First, I should like to thank my hon. Friend the Member for Kidderminster (Mr. Nabarro) for his remarks and, secondly, to assure him that the organisations to which he referred will be included in the series of consultations which are to take place. As to the question put by the hon. and learned Member for Northampton (Mr. Paget), I am sure that he will not expect me to comment on a Bill which has not yet been introduced to the House.

Mr. Noel-Baker

In view of the immense sum of £300 million which the nation is losing every year as a result of smoke and grit, and the fact that the Government have had this Report now for more than two months, cannot the right hon. Gentleman go further in assuring us that the Government will give large-scale help in the capital expenditure that is required, particularly for the production of more smokeless fuels? Does the right hon. Gentleman's statement that the Government accept the Report in principle mean that they will also make large grants from the Exchequer for this purpose?

Mr. Sandys

I said that we were looking into all the issues which are raised by these proposals. I do not think that the right hon. Gentleman would wish me to make piecemeal announcements upon this matter, but I hope to be in a position to make a fuller statement before very long.

Mr. Popplewell

Is the right hon.

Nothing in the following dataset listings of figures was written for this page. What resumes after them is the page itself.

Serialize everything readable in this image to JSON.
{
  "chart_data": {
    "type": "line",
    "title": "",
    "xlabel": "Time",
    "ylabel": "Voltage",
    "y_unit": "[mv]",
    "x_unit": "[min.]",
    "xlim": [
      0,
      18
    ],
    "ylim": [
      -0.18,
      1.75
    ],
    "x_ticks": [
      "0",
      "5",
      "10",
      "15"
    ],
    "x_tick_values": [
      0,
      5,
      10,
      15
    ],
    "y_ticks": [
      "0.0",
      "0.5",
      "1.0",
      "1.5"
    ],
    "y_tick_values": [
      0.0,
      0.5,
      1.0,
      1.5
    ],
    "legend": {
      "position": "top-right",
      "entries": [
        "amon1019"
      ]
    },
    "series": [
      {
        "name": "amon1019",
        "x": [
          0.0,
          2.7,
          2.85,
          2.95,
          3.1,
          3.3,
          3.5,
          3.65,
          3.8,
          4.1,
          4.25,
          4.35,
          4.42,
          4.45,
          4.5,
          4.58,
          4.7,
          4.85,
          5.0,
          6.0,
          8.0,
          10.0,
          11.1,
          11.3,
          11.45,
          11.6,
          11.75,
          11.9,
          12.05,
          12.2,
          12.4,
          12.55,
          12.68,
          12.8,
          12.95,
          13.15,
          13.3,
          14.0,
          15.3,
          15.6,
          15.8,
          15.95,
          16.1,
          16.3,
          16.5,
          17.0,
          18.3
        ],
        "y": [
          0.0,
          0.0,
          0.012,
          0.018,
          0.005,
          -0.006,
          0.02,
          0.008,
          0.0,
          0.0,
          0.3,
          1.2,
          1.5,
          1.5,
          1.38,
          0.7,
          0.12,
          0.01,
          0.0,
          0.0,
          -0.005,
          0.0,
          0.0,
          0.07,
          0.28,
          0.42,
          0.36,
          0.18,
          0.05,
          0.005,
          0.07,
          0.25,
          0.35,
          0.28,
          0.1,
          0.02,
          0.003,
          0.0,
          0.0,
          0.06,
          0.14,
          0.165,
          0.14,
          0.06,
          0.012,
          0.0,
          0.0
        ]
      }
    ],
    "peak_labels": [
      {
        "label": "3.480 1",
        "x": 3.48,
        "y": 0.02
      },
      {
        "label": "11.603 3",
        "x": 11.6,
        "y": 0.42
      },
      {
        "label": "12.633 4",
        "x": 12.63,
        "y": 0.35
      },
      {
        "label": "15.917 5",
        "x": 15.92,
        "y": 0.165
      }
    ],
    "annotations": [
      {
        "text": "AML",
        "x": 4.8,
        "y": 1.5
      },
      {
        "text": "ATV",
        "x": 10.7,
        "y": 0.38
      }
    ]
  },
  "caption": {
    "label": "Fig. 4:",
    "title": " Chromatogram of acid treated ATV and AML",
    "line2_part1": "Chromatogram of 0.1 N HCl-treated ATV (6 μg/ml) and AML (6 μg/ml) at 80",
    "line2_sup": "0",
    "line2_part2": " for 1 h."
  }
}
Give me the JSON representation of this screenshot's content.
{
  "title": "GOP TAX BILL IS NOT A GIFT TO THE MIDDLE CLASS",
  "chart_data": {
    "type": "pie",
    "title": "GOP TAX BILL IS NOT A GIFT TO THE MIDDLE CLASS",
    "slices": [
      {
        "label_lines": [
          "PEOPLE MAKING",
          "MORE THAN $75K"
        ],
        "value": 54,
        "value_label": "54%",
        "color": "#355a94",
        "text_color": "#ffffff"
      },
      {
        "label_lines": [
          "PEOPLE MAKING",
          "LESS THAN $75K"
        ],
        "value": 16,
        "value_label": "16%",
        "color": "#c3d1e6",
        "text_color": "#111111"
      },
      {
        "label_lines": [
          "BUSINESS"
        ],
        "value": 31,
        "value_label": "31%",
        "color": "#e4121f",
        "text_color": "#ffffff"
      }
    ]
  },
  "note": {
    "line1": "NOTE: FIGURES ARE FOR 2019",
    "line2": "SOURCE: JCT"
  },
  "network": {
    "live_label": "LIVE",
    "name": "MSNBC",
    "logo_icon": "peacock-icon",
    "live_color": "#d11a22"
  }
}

Gentleman aware that the House and the country realise the tremendous amount of capital expenditure involved before these conversions can be made fully but that the empowering of local authorities to make smokeless zones, to which he referred, is not likely to be very expensive from the Government's point of view? Will the right hon. Gentleman assure the House that he is prepared to frame a regulation which will allow permissive powers to local authorities to adopt it and establish smokeless zones without their having to resort to the cumbersome and costly Private Bill procedure?

Mr. Sandys

That, in general terms, is one of the proposals in the Report.

Mr. Popplewell

But will the Minister take action quickly upon it?

Mr. Dodds

These proposals of the Beaver Committee are far-reaching and very necessary; but does the right hon. Gentleman really believe that much progress will be made quickly without further legislation by this House? What does he propose to do about that? Is he going to leave it to voluntary support?

Mr. Sandys

One of the main proposals of the Report is that there should be legislation. I have said that I hope to be in a position before very long to make a further statement on the subject.

Mr. T. Brown

The right hon. Gentleman enumerated most of the proposals of the Beaver Committee, which we all welcome. He did not, however, refer to the action which the Government propose to take to deal with burning pit heaps, which are a menace in many mining areas. Will he consult his right hon. Friend the Minister of Fuel and Power and the National Coal Board on the control of these obnoxious pit heaps, which are causing so much disturbance?